Africa Looks Forward to More Productive 2020

January 2, 2020

As the New Year kicks off this week, some of Africa’s oil and gas producers are looking forward to fast-tracking approved offshore exploration plans to counter falling production volumes and meet the increasing demand especially for natural gas required for power generation and growing import orders especially from Asia and Europe.

It is expected leading hydrocarbon producers such as Gabon, Nigeria, Senegal and Angola would either open earlier approved licensing bids or close those opened in 2019 and therefore boost the long process of bringing several offshore oil and gas fields into operation in the long-term.

In addition, some of the countries with pending legislation on issues such as local content, environmental regulations and promulgation of comprehensive hydrocarbon codes are expected to make progress towards concluding them and probably try reaching a consensus with both local and international oil companies on how they should be implemented to catalyze offshore exploration and production.

More offshore developments are expected in Egypt when the results of the offshore Red Sea bid round that was opened in March 2019 and closed in the last quarter of the year are fully released.

Of course Egypt’s offshore market ended 2019 on a positive note when ExxonMobil announced it had acquired more than 1.7 million acres for exploration including acreage in the 1.2 million North Marakia Offshore block, which is located approximately eight kilometers offshore Egypt’s northern coast in the Herodotus basin.

“The remaining 543,000 acres is in the North East El Amriya Offshore block in the Nile Delta,” said the American multinational energy corporation on December 30.

The company will operate both blocks and hold 100% interest and will, starting this year, launch a program for the acquisition of seismic data.

“These awards strengthen our exploration portfolio in the Eastern Mediterranean,” said Mike Cousins, senior vice president of exploration and new ventures at ExxonMobil.

“We look forward to working with the government and deploying our proven expertise and advanced technology.”

More upstream activity is expected in Equatorial Guinea, where seven oil and gas exploration and production bidders were awarded concessions for nine blocks in November after the country’s 2019 licensing round launched in April.
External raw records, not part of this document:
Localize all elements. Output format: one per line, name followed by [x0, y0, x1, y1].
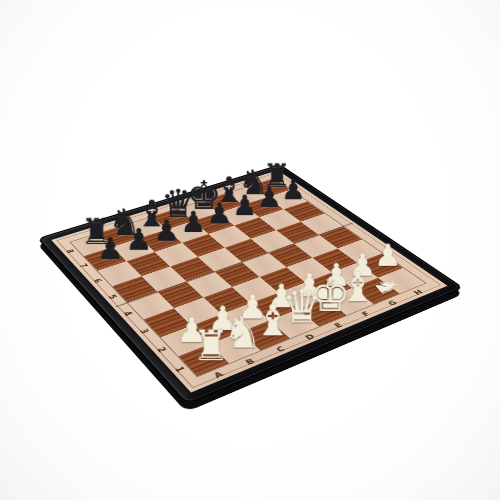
- piece-black-pawn-a7: ♟: [88, 234, 132, 264]
- rank-label-8: 8: [53, 244, 88, 259]
- board-border: ♜♞♝♛♚♝♞♜♟♟♟♟♟♟♟♟♟♟♟♟♟♟♟♟♜♞♝♛♚♝♞ ABCDEFGH…: [51, 170, 447, 392]
- chess-board: ♜♞♝♛♚♝♞♜♟♟♟♟♟♟♟♟♟♟♟♟♟♟♟♟♜♞♝♛♚♝♞ ABCDEFGH…: [37, 164, 464, 405]
- product-photo-canvas: ♜♞♝♛♚♝♞♜♟♟♟♟♟♟♟♟♟♟♟♟♟♟♟♟♜♞♝♛♚♝♞ ABCDEFGH…: [0, 0, 500, 500]
- board-frame: ♜♞♝♛♚♝♞♜♟♟♟♟♟♟♟♟♟♟♟♟♟♟♟♟♜♞♝♛♚♝♞ ABCDEFGH…: [37, 164, 464, 405]
- piece-white-rook-a1: ♜: [185, 325, 237, 367]
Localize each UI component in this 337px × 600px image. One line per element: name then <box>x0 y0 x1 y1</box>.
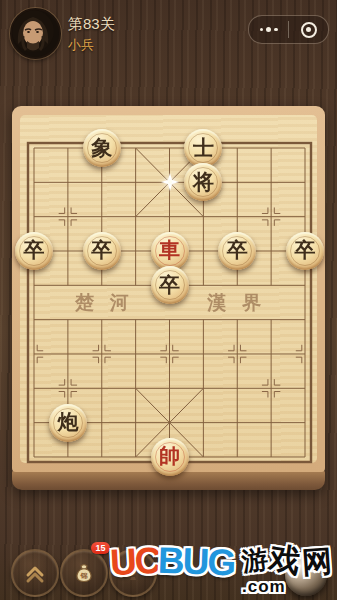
xiangqi-board[interactable]: 楚河 漢界 象士将卒卒車卒卒卒炮帥 <box>12 106 325 490</box>
piece-black-卒[interactable]: 卒 <box>218 232 256 270</box>
trophy-icon <box>121 561 145 585</box>
svg-text:锦: 锦 <box>80 571 88 580</box>
piece-character: 卒 <box>24 239 45 260</box>
piece-red-帥[interactable]: 帥 <box>151 438 189 476</box>
piece-character: 車 <box>159 239 180 260</box>
piece-character: 士 <box>193 137 214 158</box>
piece-character: 卒 <box>159 274 180 295</box>
piece-black-卒[interactable]: 卒 <box>286 232 324 270</box>
double-chevron-up-icon <box>22 560 48 586</box>
piece-character: 卒 <box>227 239 248 260</box>
piece-character: 卒 <box>91 239 112 260</box>
bottom-bar: 锦 15 <box>0 540 337 600</box>
piece-character: 象 <box>91 137 112 158</box>
piece-character: 将 <box>193 171 214 192</box>
piece-character: 帥 <box>159 445 180 466</box>
more-dots-icon[interactable] <box>249 16 288 43</box>
piece-character: 炮 <box>57 411 78 432</box>
level-title: 第83关 <box>68 15 115 34</box>
money-bag-icon: 锦 <box>71 560 97 586</box>
piece-black-卒[interactable]: 卒 <box>15 232 53 270</box>
miniprogram-capsule <box>248 15 329 44</box>
exit-target-icon[interactable] <box>289 16 328 43</box>
expand-menu-button[interactable] <box>11 549 59 597</box>
pieces-layer: 象士将卒卒車卒卒卒炮帥 <box>12 106 325 472</box>
piece-red-車[interactable]: 車 <box>151 232 189 270</box>
avatar-face-icon <box>12 10 55 53</box>
sparkle-marker-icon <box>160 172 180 192</box>
piece-black-炮[interactable]: 炮 <box>49 404 87 442</box>
piece-black-卒[interactable]: 卒 <box>151 266 189 304</box>
player-avatar[interactable] <box>10 8 61 59</box>
hint-bag-button[interactable]: 锦 <box>60 549 108 597</box>
player-rank-label: 小兵 <box>68 36 94 54</box>
board-face: 楚河 漢界 象士将卒卒車卒卒卒炮帥 <box>12 106 325 472</box>
piece-black-士[interactable]: 士 <box>184 129 222 167</box>
hint-count-badge: 15 <box>91 542 110 554</box>
extra-tool-button[interactable] <box>109 549 157 597</box>
top-bar: 第83关 小兵 <box>0 0 337 62</box>
piece-black-象[interactable]: 象 <box>83 129 121 167</box>
floating-ball[interactable] <box>285 554 327 596</box>
piece-black-卒[interactable]: 卒 <box>83 232 121 270</box>
piece-character: 卒 <box>295 239 316 260</box>
piece-black-将[interactable]: 将 <box>184 163 222 201</box>
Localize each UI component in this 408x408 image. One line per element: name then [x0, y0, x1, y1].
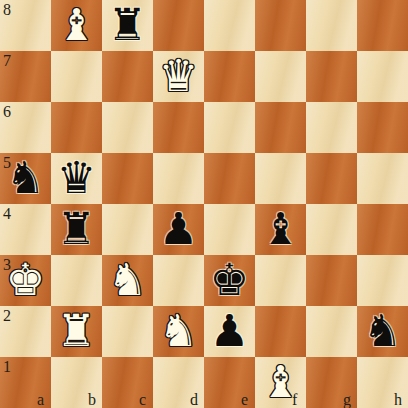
square-f4[interactable]: ♝ — [255, 204, 306, 255]
chess-board-stage: ♝♜♛♞♛♜♟♝♚♞♚♜♞♟♞♝ 87654321abcdefgh — [0, 0, 408, 408]
square-f7[interactable] — [255, 51, 306, 102]
square-b5[interactable]: ♛ — [51, 153, 102, 204]
square-e8[interactable] — [204, 0, 255, 51]
square-c7[interactable] — [102, 51, 153, 102]
square-f5[interactable] — [255, 153, 306, 204]
square-a6[interactable] — [0, 102, 51, 153]
square-d4[interactable]: ♟ — [153, 204, 204, 255]
square-h1[interactable] — [357, 357, 408, 408]
square-c1[interactable] — [102, 357, 153, 408]
square-d5[interactable] — [153, 153, 204, 204]
square-c4[interactable] — [102, 204, 153, 255]
black-pawn-piece[interactable]: ♟ — [210, 305, 249, 356]
square-g3[interactable] — [306, 255, 357, 306]
square-a5[interactable]: ♞ — [0, 153, 51, 204]
square-a7[interactable] — [0, 51, 51, 102]
black-pawn-piece[interactable]: ♟ — [159, 203, 198, 254]
square-g8[interactable] — [306, 0, 357, 51]
square-a3[interactable]: ♚ — [0, 255, 51, 306]
square-h3[interactable] — [357, 255, 408, 306]
square-f3[interactable] — [255, 255, 306, 306]
black-knight-piece[interactable]: ♞ — [363, 305, 402, 356]
square-b8[interactable]: ♝ — [51, 0, 102, 51]
square-g5[interactable] — [306, 153, 357, 204]
square-f2[interactable] — [255, 306, 306, 357]
square-e5[interactable] — [204, 153, 255, 204]
black-bishop-piece[interactable]: ♝ — [261, 203, 300, 254]
square-h8[interactable] — [357, 0, 408, 51]
square-e4[interactable] — [204, 204, 255, 255]
square-f1[interactable]: ♝ — [255, 357, 306, 408]
square-d1[interactable] — [153, 357, 204, 408]
black-rook-piece[interactable]: ♜ — [57, 203, 96, 254]
square-e3[interactable]: ♚ — [204, 255, 255, 306]
square-e2[interactable]: ♟ — [204, 306, 255, 357]
square-d3[interactable] — [153, 255, 204, 306]
square-b2[interactable]: ♜ — [51, 306, 102, 357]
white-knight-piece[interactable]: ♞ — [108, 254, 147, 305]
square-c6[interactable] — [102, 102, 153, 153]
square-b7[interactable] — [51, 51, 102, 102]
square-b1[interactable] — [51, 357, 102, 408]
square-c8[interactable]: ♜ — [102, 0, 153, 51]
white-rook-piece[interactable]: ♜ — [57, 305, 96, 356]
square-f8[interactable] — [255, 0, 306, 51]
square-e6[interactable] — [204, 102, 255, 153]
square-a4[interactable] — [0, 204, 51, 255]
square-g7[interactable] — [306, 51, 357, 102]
square-c5[interactable] — [102, 153, 153, 204]
chess-board: ♝♜♛♞♛♜♟♝♚♞♚♜♞♟♞♝ — [0, 0, 408, 408]
square-g1[interactable] — [306, 357, 357, 408]
white-bishop-piece[interactable]: ♝ — [261, 356, 300, 407]
square-b4[interactable]: ♜ — [51, 204, 102, 255]
square-b3[interactable] — [51, 255, 102, 306]
black-queen-piece[interactable]: ♛ — [57, 152, 96, 203]
square-a1[interactable] — [0, 357, 51, 408]
square-g4[interactable] — [306, 204, 357, 255]
square-e1[interactable] — [204, 357, 255, 408]
white-bishop-piece[interactable]: ♝ — [57, 0, 96, 50]
square-e7[interactable] — [204, 51, 255, 102]
square-a8[interactable] — [0, 0, 51, 51]
black-knight-piece[interactable]: ♞ — [6, 152, 45, 203]
square-b6[interactable] — [51, 102, 102, 153]
white-king-piece[interactable]: ♚ — [6, 254, 45, 305]
square-h7[interactable] — [357, 51, 408, 102]
white-knight-piece[interactable]: ♞ — [159, 305, 198, 356]
black-rook-piece[interactable]: ♜ — [108, 0, 147, 50]
square-h5[interactable] — [357, 153, 408, 204]
square-g2[interactable] — [306, 306, 357, 357]
square-d8[interactable] — [153, 0, 204, 51]
square-g6[interactable] — [306, 102, 357, 153]
square-c2[interactable] — [102, 306, 153, 357]
square-h6[interactable] — [357, 102, 408, 153]
square-h2[interactable]: ♞ — [357, 306, 408, 357]
white-queen-piece[interactable]: ♛ — [159, 50, 198, 101]
square-f6[interactable] — [255, 102, 306, 153]
black-king-piece[interactable]: ♚ — [210, 254, 249, 305]
square-a2[interactable] — [0, 306, 51, 357]
square-d6[interactable] — [153, 102, 204, 153]
square-d2[interactable]: ♞ — [153, 306, 204, 357]
square-h4[interactable] — [357, 204, 408, 255]
square-c3[interactable]: ♞ — [102, 255, 153, 306]
square-d7[interactable]: ♛ — [153, 51, 204, 102]
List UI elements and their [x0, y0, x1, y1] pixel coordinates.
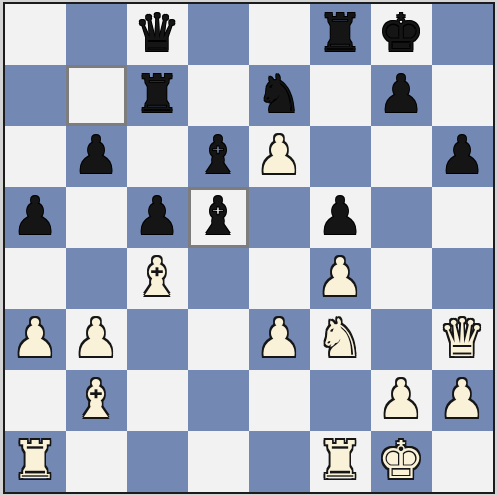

The Ministry of Mines and Hydrocarbons says it expects to sign production sharing contracts “as soon as possible to enter into the next phase of negotiation” even as the country looks to more investors to express interest in its upstream offshore assets.

The ministry announced the winners of Blocks EG-03, 04, 09, 18,19,23,27 and 28 last November. The preferred bidders included Lukoil, Noble Energy, Vaalco Energy, Walter Smith, Hawtai Energy, Levene Energy and GEPetrol.

A similar upstream program is expected to be completed this new year in neighboring Gabon where the government launched the 12th shallow and deepwater licensing in 2018 that was initially slated for closure this month (January 2020).

Furthermore, another West African oil and gas market, Sierra Leone, expects to close the oil blocks licensing round it started in May 2019 with the preferred bidders under the direct tender award expected to be announced alongside those classified under open tender winners by mid of next month (February).

January 2020 is also likely to be the month Senegal opens its next oil and gas licensing round if all goes according to plan.

However, it is still unclear how 2020 will turn out for exploration plans in Somalia, Madagascar and Namibia.

In Somalia, the deepwater bidding round that opened in July 2019 remains suspended because of a maritime dispute with neighboring Kenya. Similar suspension was also announced in Madagascar for the 2018 licensing round while things have gone a bit quiet in Namibia despite individual progress for specific international oil companies.

Despite the noted delays and hiccups in finalizing licensing rounds across Africa, the region looks forward to ride on the already achieved progress to attract adequate investment in harnessing the continent’s proven oil and gas reserves estimated at 126.5 billion barrels (bbl) and 487.8 trillion cubic feet (tcf) respectively.

Currently, Africa’s oil and gas production is estimated to be 8.1 million bbl/d and 7.95 tcf which is an equivalent of 8.7% and 7.1% of global production respectively.